Nato a Parigi il 12 gennaio del 1628 (ne festeggiamo oggi il 388° compleanno), Perrault è stato un protagonista della scena artistica e letteraria del suo tempo. Membro dell’Accademia francese, fu anche assiduo frequentatore della corte di Luigi XIV dove si distinse per le sue spiccate doti retoriche. Come possa un intellettuale del genere aver dato corpo ad alcune delle fiabe più famose del mondo, è cosa che desta sorpresa e conforto insieme. Perché rinforza la convinzione di chi sostiene che la fiaba non è un genere letterario minore.
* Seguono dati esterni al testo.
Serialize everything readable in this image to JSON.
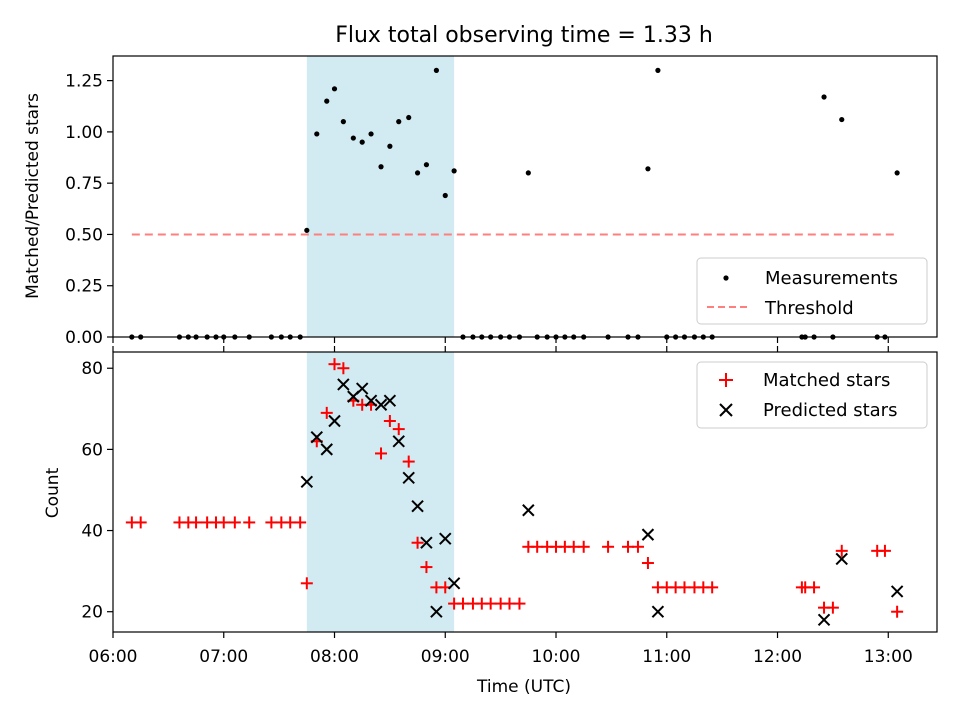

E che la fantasia e la creatività (di cui si nutrono le storie destinate ai più piccoli) possono albergare tranquillamente nella mente di chi è solito dedicarsi a diatribe e discussioni impegnate.

E infatti negli anni avanzati della sua vita, Perrault scelse di dedicarsi alla scrittura e alla pubblicazione di alcune delle fiabe più famose di sempre: oltre alle già citate Cenerentola e La Bella Addormentata nel bosco, ricordiamo Il Gatto con gli Stivali, Pollicino, Cappuccetto Rosso, Barbablù. Un repertorio di fantasia destinato a incantare intere generazioni di bambini in tutto il mondo. Per quanto vada precisato che a Perrault deve essere riconosciuto soprattutto il merito di aver preso in prestito alcuni codici tradizionali della narrazione orale (tra tutti, l’intramontabile formula “C’era una volta”) e di averli messi per iscritto arricchendoli di spunti creativi e “innesti” contemporanei che hanno gettato le basi della fiaba moderna. Segnando così la strada per tutti gli autori di fiabe successivi, che hanno guardato alla sua esperienza come a un modello irrinunciabile. E’ accaduto anche al nostro Carlo Collodi (il padre di Pinocchio) che, nel 1875, ebbe la fortunata idea di tradurre dal francese all’italiano alcuni dei racconti più importanti di Perrault, rendendoli fruibili ai bambini (e non solo) del Bel Paese.

All’autore che ha dato forma scritta (e concesso dunque immortalità) a creature della fantasia incredibilmente riuscite, l’artista Sophie Diao ha reso omaggio oggi realizzando tre tavole che ritraggono alcune delle scene più famose dei suoi racconti. Con quel tocco delicato e sognante e quei toni accesi e brillanti che non possono non stuzzicare il risveglio del più dolce dei ricordi: quello che conduce all’immancabile happy end.